The portion of a country’s income that is tied to its black economy affects economic growth of the country. Black economy constitutes a financial leakage since tax income from unreported earnings is not received by the government, thereby, serving as a loss of revenue to the government. In addition, since these funds hardly enter the banking system, money that could be used by banks to fund small business owners and entrepreneurs and, hence, to stimulate the economy, is hidden, stifling an economy. In addition, black money underestimates the financial health of a nation. Since unreported economy is apparently excluded from the official records of the Gross National Product (GNP), the estimates of savings and consumption of nations to the national income and measurement of other macroeconomic variables would be biased and misleading for accurate policy making and planning considerations.

Most black money holders attempt to convert the money into legal money, also known as white money. This is typically done through money laundering. Money laundering can be attempted in a number of ways. For example, consider a consumer pays the sales tax on a retail good, but does not actually purchase the merchandise. If he receives a sale receipt and is reimbursed for the price of the goods, the reimbursement is considered black money. The seller counters this effect by selling the merchandise to another customer who purchases the item, but does not receive a receipt for his purchase.

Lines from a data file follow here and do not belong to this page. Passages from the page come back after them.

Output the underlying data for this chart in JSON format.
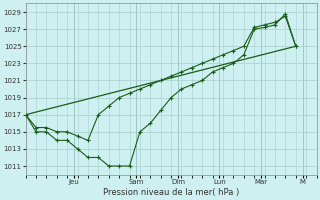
{
  "xlabel": "Pression niveau de la mer( hPa )",
  "bg_color": "#cef0f0",
  "grid_color": "#aacece",
  "line_color": "#1a5c1a",
  "ylim": [
    1010,
    1030
  ],
  "yticks": [
    1011,
    1013,
    1015,
    1017,
    1019,
    1021,
    1023,
    1025,
    1027,
    1029
  ],
  "xlim": [
    0,
    14.0
  ],
  "day_labels": [
    "Jeu",
    "Sam",
    "Dim",
    "Lun",
    "Mar",
    "M"
  ],
  "day_positions": [
    2.33,
    5.33,
    7.33,
    9.33,
    11.33,
    13.33
  ],
  "line1_x": [
    0.0,
    0.5,
    1.0,
    1.5,
    2.0,
    2.5,
    3.0,
    3.5,
    4.0,
    4.5,
    5.0,
    5.5,
    6.0,
    6.5,
    7.0,
    7.5,
    8.0,
    8.5,
    9.0,
    9.5,
    10.0,
    10.5,
    11.0,
    11.5,
    12.0,
    12.5,
    13.0
  ],
  "line1_y": [
    1017,
    1015,
    1015,
    1014,
    1014,
    1013,
    1012,
    1012,
    1011,
    1011,
    1011,
    1015,
    1016,
    1017.5,
    1019,
    1020,
    1020.5,
    1021,
    1022,
    1022.5,
    1023,
    1024,
    1027,
    1027.2,
    1027.5,
    1028.8,
    1025
  ],
  "line2_x": [
    0.0,
    0.5,
    1.0,
    1.5,
    2.0,
    2.5,
    3.0,
    3.5,
    4.0,
    4.5,
    5.0,
    5.5,
    6.0,
    6.5,
    7.0,
    7.5,
    8.0,
    8.5,
    9.0,
    9.5,
    10.0,
    10.5,
    11.0,
    11.5,
    12.0,
    12.5,
    13.0
  ],
  "line2_y": [
    1017,
    1015.5,
    1015.5,
    1015,
    1015,
    1014.5,
    1014,
    1017,
    1018,
    1019,
    1019.5,
    1020,
    1020.5,
    1021,
    1021.5,
    1022,
    1022.5,
    1023,
    1023.5,
    1024,
    1024.5,
    1025,
    1027.2,
    1027.5,
    1027.8,
    1028.5,
    1025
  ],
  "line3_x": [
    0.0,
    13.0
  ],
  "line3_y": [
    1017,
    1025
  ]
}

Money laundering can also be perpetuated using the hawala system of transactions. The hawala system is an informal and cheap method of transferring money from one region to another without any actual money movement and without the use of banks. It operates on codes and contacts and no paperwork and disclosure is required. For example, a money launderer in the US may decide to send $20,000 through a hawala dealer to a recipient in India. The exchange rate agreed on will be fixed at a significantly higher rate than the official rate.

Tax havens, such as Switzerland, offer anonymity to money launderers due to the little to no tax policies on funds deposited in their countries. Other outlets for black money include real estate, jewelry, informal and cash economies, bullion investments, etc.

It is almost impossible to estimate the amount of black money in any economy. For this reason, it is not included in the GDP of a country.

Black Money is also the name of a television series hosted by Lowell Bergman that explores the secret world of bribery in international business.